条例で「当分の間」となったままなのに、基準で期間を2年間と区切ることに抵抗感のあるあなた。

その不安はもっともです。

しかし、その不安は、10年前に解決しておかなければならなかった不安であり、条例参考例をコピーして現在の条例を作ってしまっているのなら、今さら不安がっても仕方のないことなのです。


そもそも、高齢者医療制度では「減額賦課」である旧被扶養者軽減が、国保制度ではどうして「条例による減免」になってしまっているのでしょうか。

高齢者医療確保令と同様の規定をどうして国保令に設けなかったのかは知りませんが(どうせ大した理由じゃないんだろうな、と思いつつ)、国保料の賦課が政令で定める基準に従い条例で定めるものである以上、政令に何ら定めのない旧被扶養者軽減を条例でいきなり「減額賦課」として定めるのは、無理筋であるように思います。

したがって、政令に規定がない以上、保険者に裁量権のある「条例減免」として定めるくらいしか方法はないわけですが、論理的には、「そもそも国保令でちゃんと書いとけばそれで済んだ話じゃん」としか言いようのないところです。


無いものねだりをしても仕方ないので。政令に規定がない以上、旧被扶養者の軽減を条例減免として定めるのは、現実的な対応です。(還付金として返せないものを寄附または補助金として返すことは現実的な対応です、というのと同じくらい、どっかズレた話ではありますが)
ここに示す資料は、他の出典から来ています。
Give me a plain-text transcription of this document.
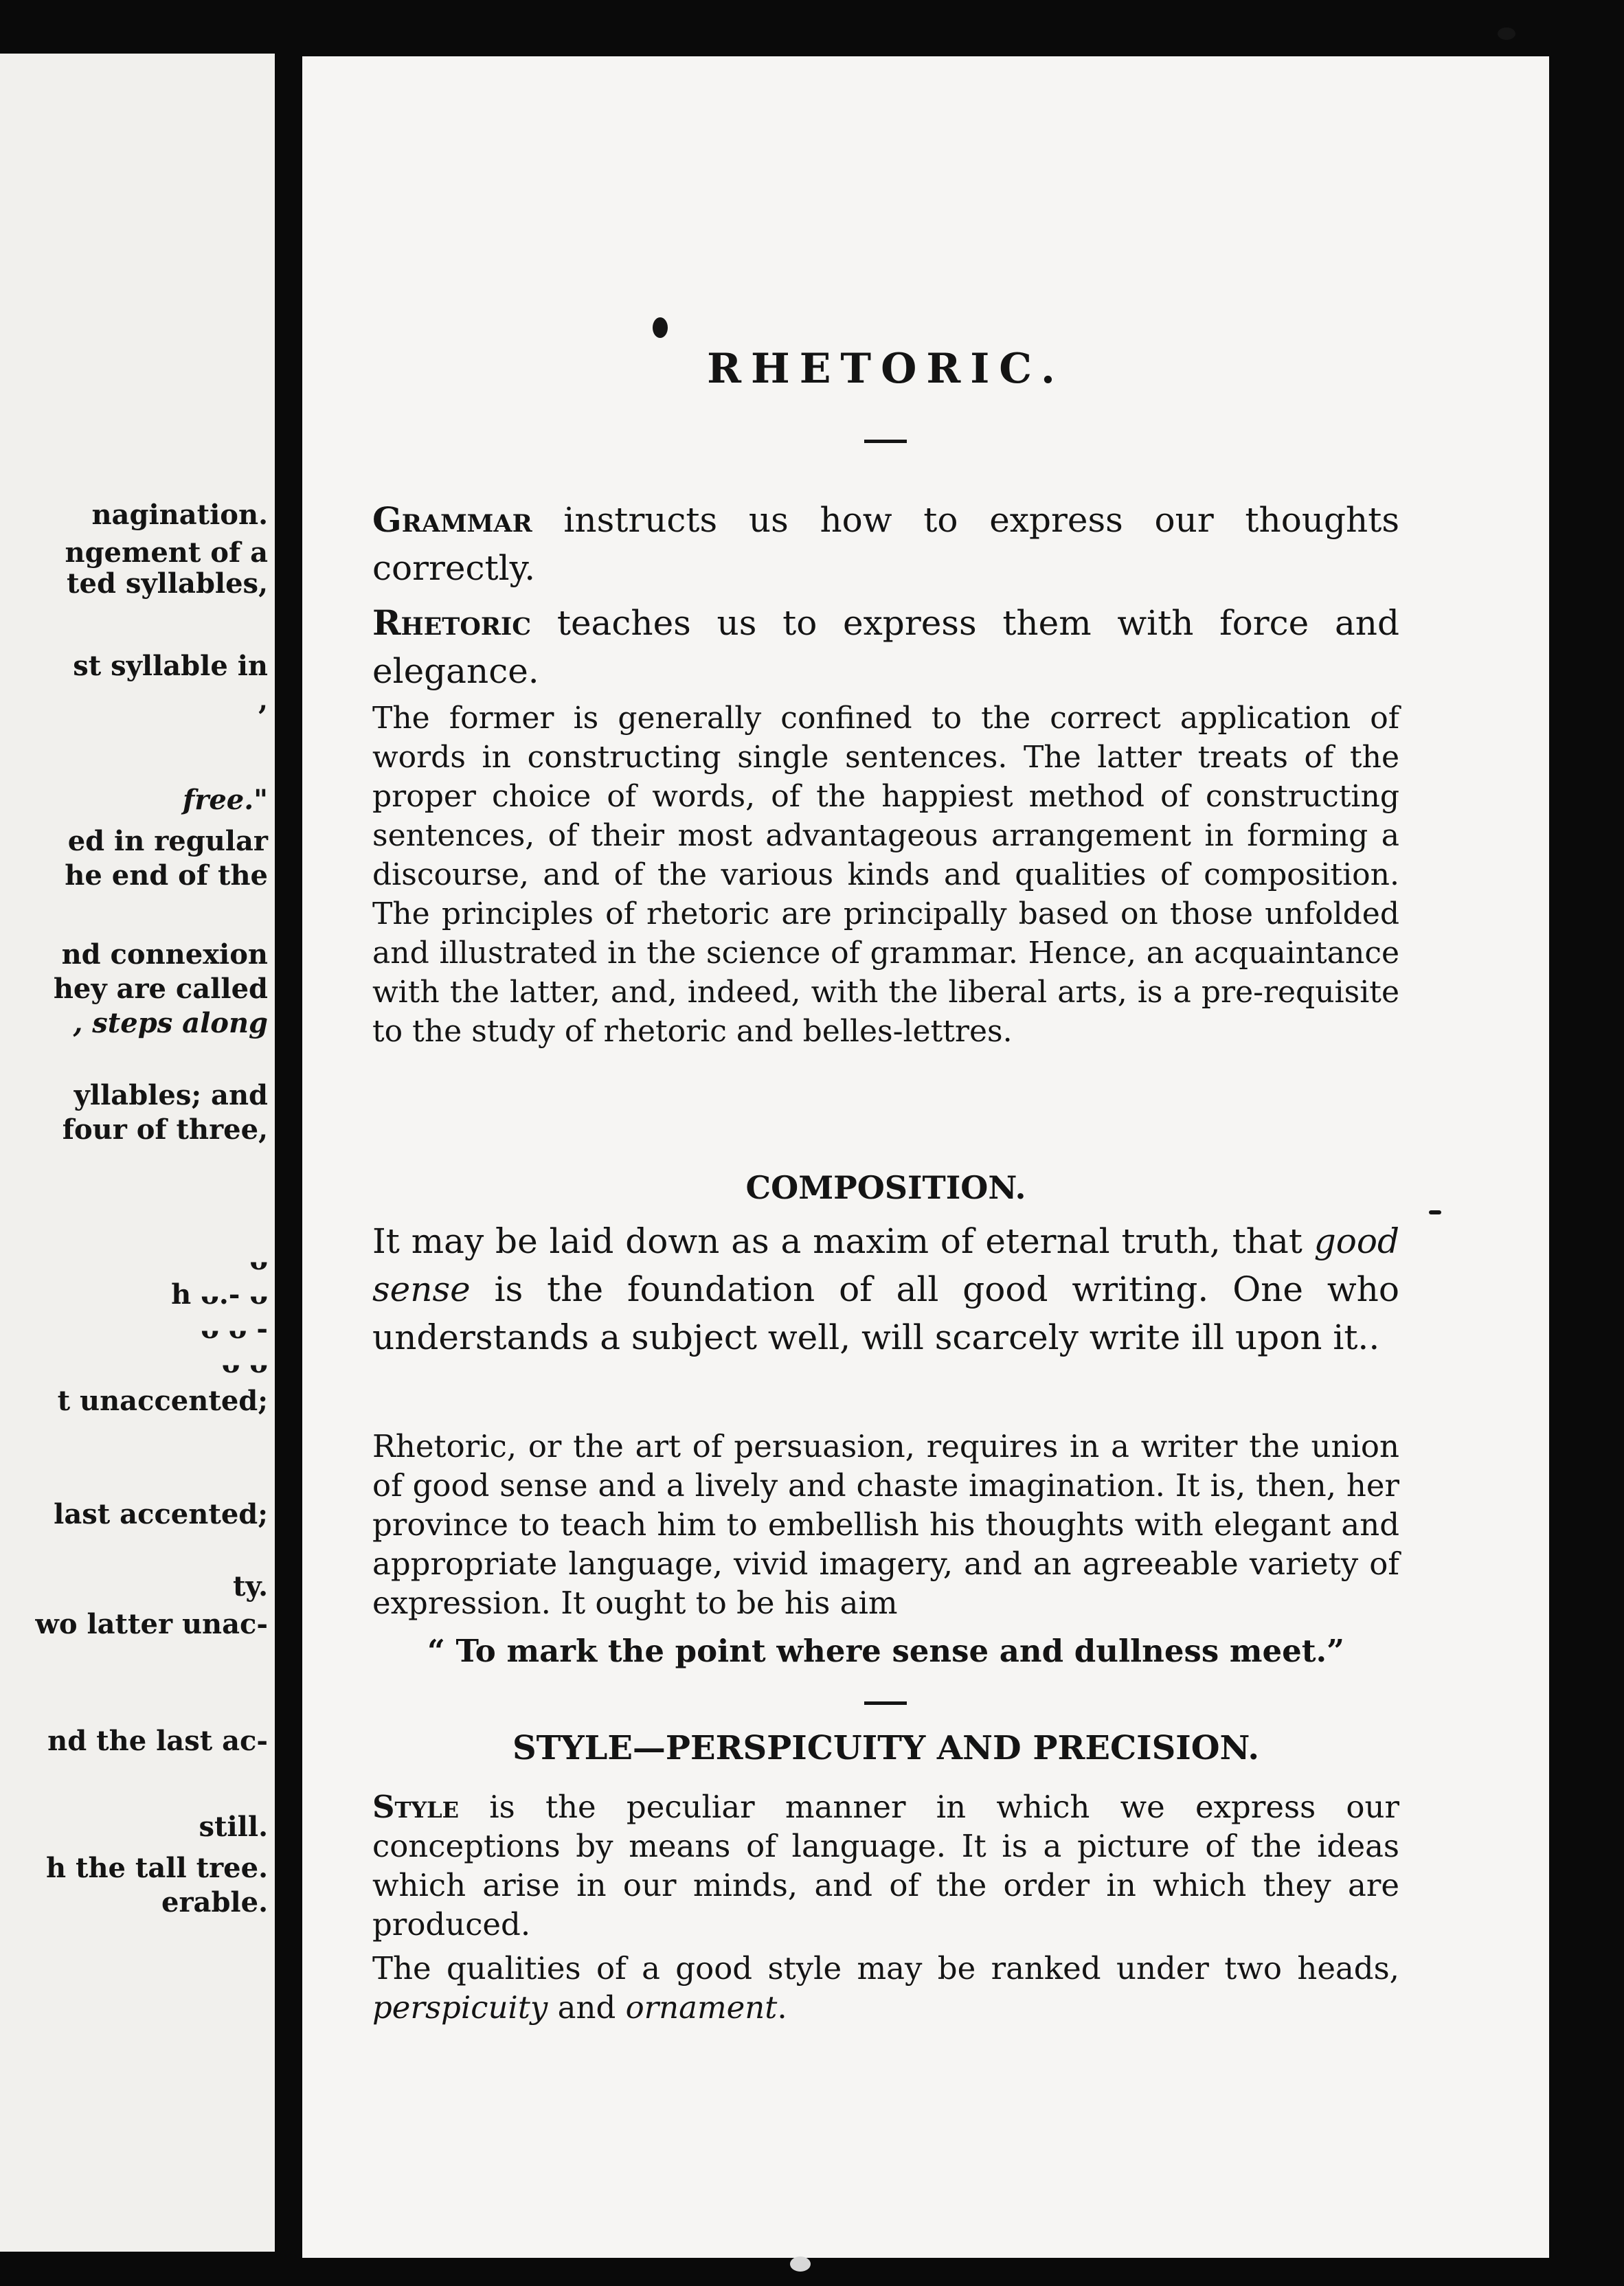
nagination.
ngement of a
ted syllables,
st syllable in
,
free."
ed in regular
he end of the
nd connexion
hey are called
, steps along
yllables; and
four of three,
ᴗ
h ᴗ.- ᴗ
ᴗ ᴗ -
ᴗ ᴗ
t unaccented;
last accented;
ty.
wo latter unac-
nd the last ac-
still.
h the tall tree.
erable.
RHETORIC.

Grammar instructs us how to express our thoughts correctly.

Rhetoric teaches us to express them with force and elegance.

The former is generally confined to the correct application of words in constructing single sentences. The latter treats of the proper choice of words, of the happiest method of constructing sentences, of their most advantageous arrangement in forming a discourse, and of the various kinds and qualities of composition. The principles of rhetoric are principally based on those unfolded and illustrated in the science of grammar. Hence, an acquaintance with the latter, and, indeed, with the liberal arts, is a pre-requisite to the study of rhetoric and belles-lettres.

COMPOSITION.

It may be laid down as a maxim of eternal truth, that good sense is the foundation of all good writing. One who understands a subject well, will scarcely write ill upon it..

Rhetoric, or the art of persuasion, requires in a writer the union of good sense and a lively and chaste imagination. It is, then, her province to teach him to embellish his thoughts with elegant and appropriate language, vivid imagery, and an agreeable variety of expression. It ought to be his aim

“ To mark the point where sense and dullness meet.”

STYLE—PERSPICUITY AND PRECISION.

Style is the peculiar manner in which we express our conceptions by means of language. It is a picture of the ideas which arise in our minds, and of the order in which they are produced.

The qualities of a good style may be ranked under two heads, perspicuity and ornament.
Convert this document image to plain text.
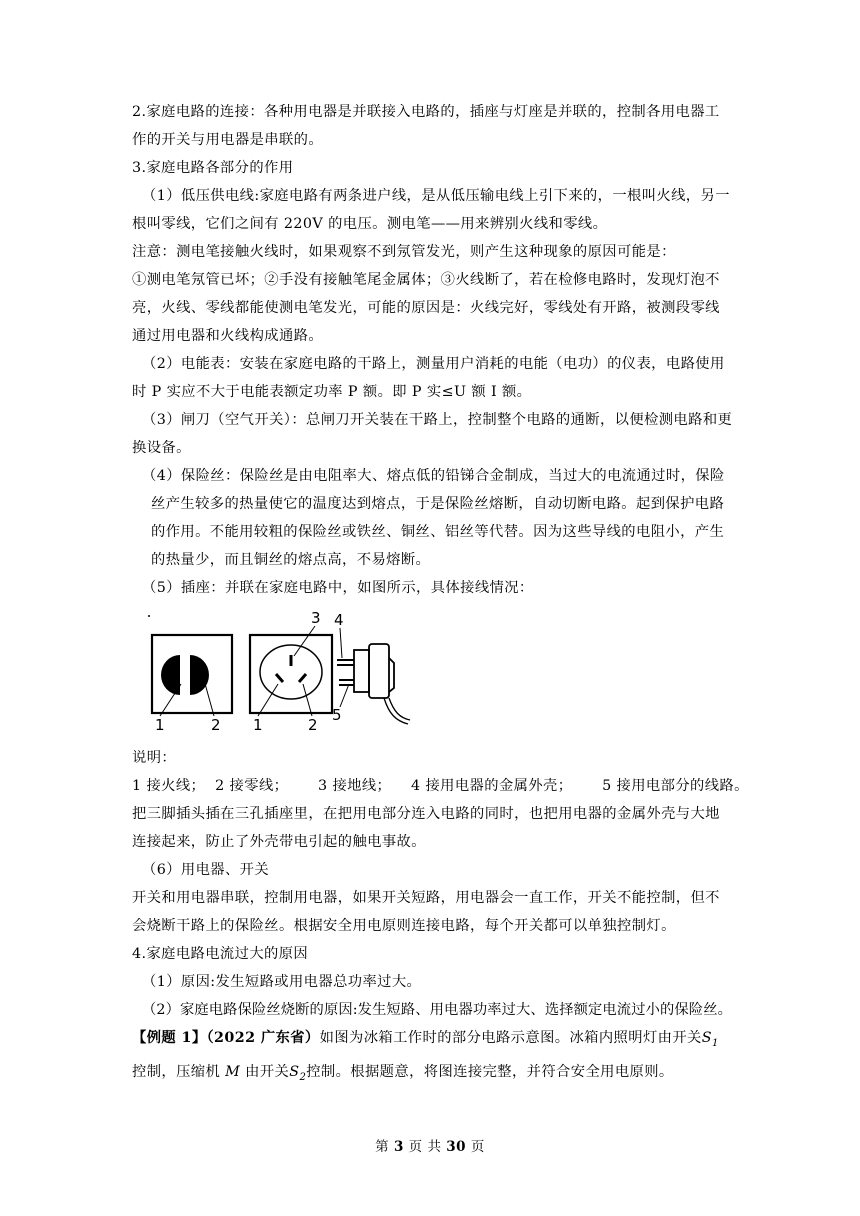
2.家庭电路的连接：各种用电器是并联接入电路的，插座与灯座是并联的，控制各用电器工

作的开关与用电器是串联的。

3.家庭电路各部分的作用

（1）低压供电线:家庭电路有两条进户线，是从低压输电线上引下来的，一根叫火线，另一

根叫零线，它们之间有 220V 的电压。测电笔——用来辨别火线和零线。

注意：测电笔接触火线时，如果观察不到氖管发光，则产生这种现象的原因可能是：

①测电笔氖管已坏；②手没有接触笔尾金属体；③火线断了，若在检修电路时，发现灯泡不

亮，火线、零线都能使测电笔发光，可能的原因是：火线完好，零线处有开路，被测段零线

通过用电器和火线构成通路。

（2）电能表：安装在家庭电路的干路上，测量用户消耗的电能（电功）的仪表，电路使用

时 P 实应不大于电能表额定功率 P 额。即 P 实≤U 额 I 额。

（3）闸刀（空气开关）：总闸刀开关装在干路上，控制整个电路的通断，以便检测电路和更

换设备。

（4）保险丝：保险丝是由电阻率大、熔点低的铅锑合金制成，当过大的电流通过时，保险

丝产生较多的热量使它的温度达到熔点，于是保险丝熔断，自动切断电路。起到保护电路

的作用。不能用较粗的保险丝或铁丝、铜丝、铝丝等代替。因为这些导线的电阻小，产生

的热量少，而且铜丝的熔点高，不易熔断。

（5）插座：并联在家庭电路中，如图所示，具体接线情况：

1	2
3
1	2
4
5

说明：

1 接火线；  2 接零线；      3 接地线；    4 接用电器的金属外壳；      5 接用电部分的线路。

把三脚插头插在三孔插座里，在把用电部分连入电路的同时，也把用电器的金属外壳与大地

连接起来，防止了外壳带电引起的触电事故。

（6）用电器、开关

开关和用电器串联，控制用电器，如果开关短路，用电器会一直工作，开关不能控制，但不

会烧断干路上的保险丝。根据安全用电原则连接电路，每个开关都可以单独控制灯。

4.家庭电路电流过大的原因

（1）原因:发生短路或用电器总功率过大。

（2）家庭电路保险丝烧断的原因:发生短路、用电器功率过大、选择额定电流过小的保险丝。

【例题 1】（2022 广东省）如图为冰箱工作时的部分电路示意图。冰箱内照明灯由开关$S_1$

控制，压缩机 M 由开关$S_2$控制。根据题意，将图连接完整，并符合安全用电原则。

第 3 页 共 30 页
そして、現行の条例参考例によれば、減免の対象者である旧被扶養者の要件について明記する一方、減免の具体的内容については条例に定めず、別に定める減免基準に任せています。

このことは、減額賦課と条例減免の根本的な違いから生ずるものであって、賦課算定基準が条例に明記されて一律に賦課決定されるものであるのに対し、条例減免は(処分基準を設けるにしても)被保険者からの申請を受けて個別に判断して処分するものであることによると、私は考えます。

つまり、条例に基づく減免には長に一定の裁量権があること、個別の被保険者の状況に即し裁量判断をすべきであることから、減免の具体的内容が条例事項とならず、長の定める基準(申請に対する処分基準)となるものだと理解しています。

言い換えれば、今回の旧被扶養者の軽減で「条例に書かなくっていいの?」という違和感を感じるのは、その奥底で「そもそも、旧被扶養者軽減って、何で減額賦課じゃなくて条例減免なの?」という違和感と、根っこがつながった問題なのだ、と私は考えているのです。

したがって、条例減免として旧被扶養者軽減制度を定めてしまっている以上、今さら不安だと騒いでも仕方がないから、今回は条例いじらずに減免基準だけ改正しとけ、というのがロバ耳的結論。


地方自治って、自主財政権って、ほんと何なんだろうね、一体。